On Thu, Aug 20, 2015 at 1:16 PM, Peter Geoghegan <pg@heroku.com> wrote:
On Thu, Aug 20, 2015 at 12:42 PM, Feng Tian <ftian@vitessedata.com> wrote: > Just a quick anecdotal evidence. I did similar experiment about three years > ago. The conclusion was that if you have SSD, just do quick sort and > forget the longer runs, but if you are using hard drives, longer runs is the > winner (and safer, to avoid cliffs). I did not experiment with RAID0/5 on > many spindles though. > > Not limited to sort, more generally, SSD is different enough from HDD, > therefore it may worth the effort for backend to "guess" what storage device > it has, then choose the right thing to do.
The devil is in the details. I cannot really comment on such a general statement.
I would be willing to believe that that's true under unrealistic/unrepresentative conditions. Specifically, when multiple passes are required with a sort-merge strategy where that isn't the case with replacement selection. This could happen with a tiny work_mem setting (tiny in an absolute sense more than a relative sense). With an HDD, where sequential I/O is so much faster, this could be enough to make replacement selection win, just as it would have in the 1970s with magnetic tapes.

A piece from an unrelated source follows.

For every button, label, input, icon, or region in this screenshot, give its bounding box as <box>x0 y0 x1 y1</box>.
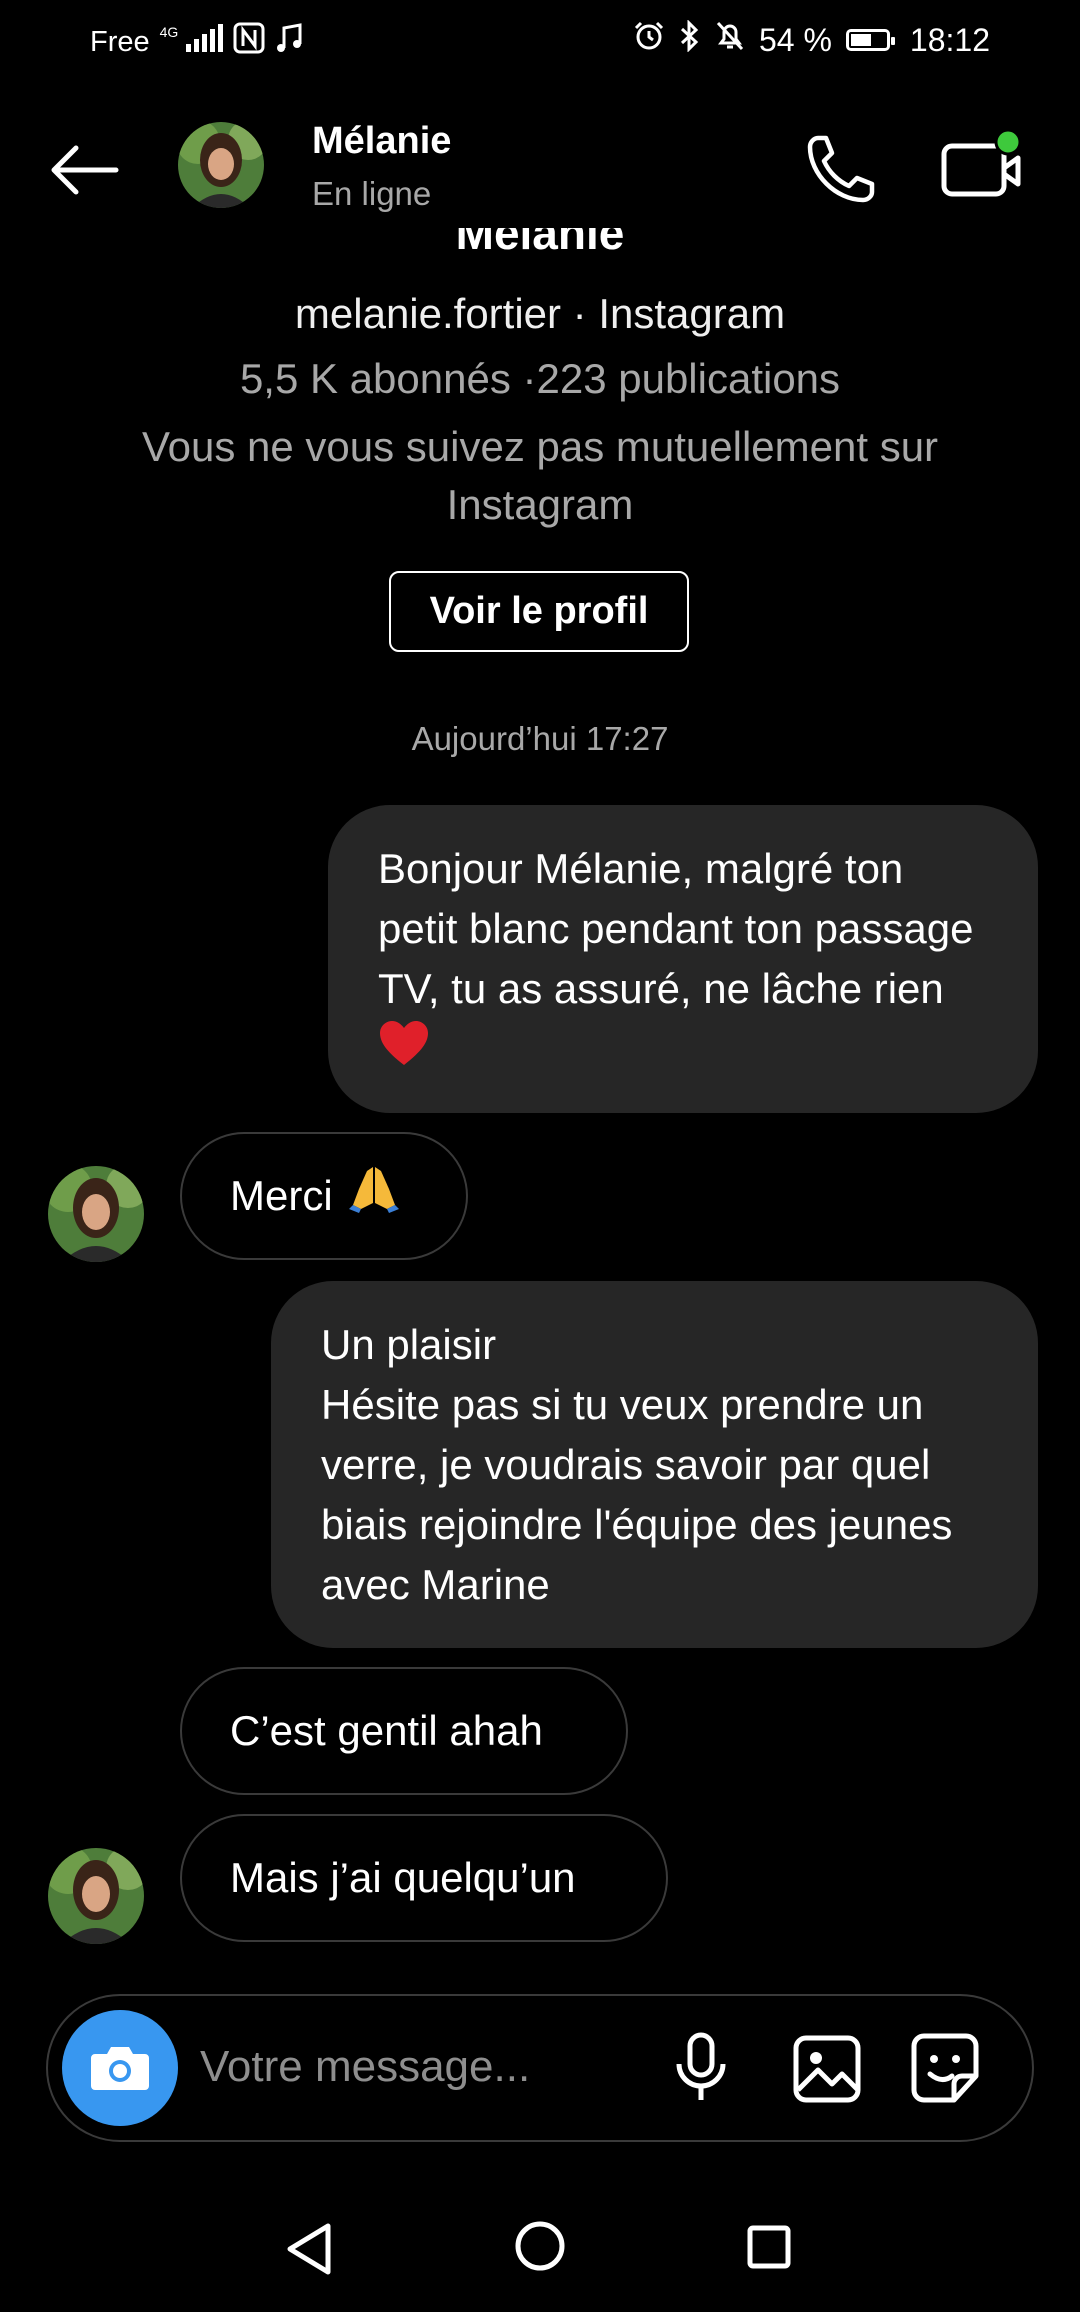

As I've said, the solution is to simply avoid multiple passes, which should be possible in virtually all cases because of the quadratic growth in a classic hybrid sort-merge strategy's capacity to avoid multiple passes (growth relative to work_mem's growth). Once you ensure that, then you probably have a mostly I/O bound workload, which can be made faster by adding sequential I/O capacity (or, on the Postgres internals side, adding asynchronous I/O, or with memory prefetching). You cannot really buy a faster CPU to make a degenerate heapsort faster. -- Peter Geoghegan
Agree everything in principal,except one thing -- no, random IO on HDD in 2010s (relative to CPU/Memory/SSD), is not any faster than tape in 1970s. :-)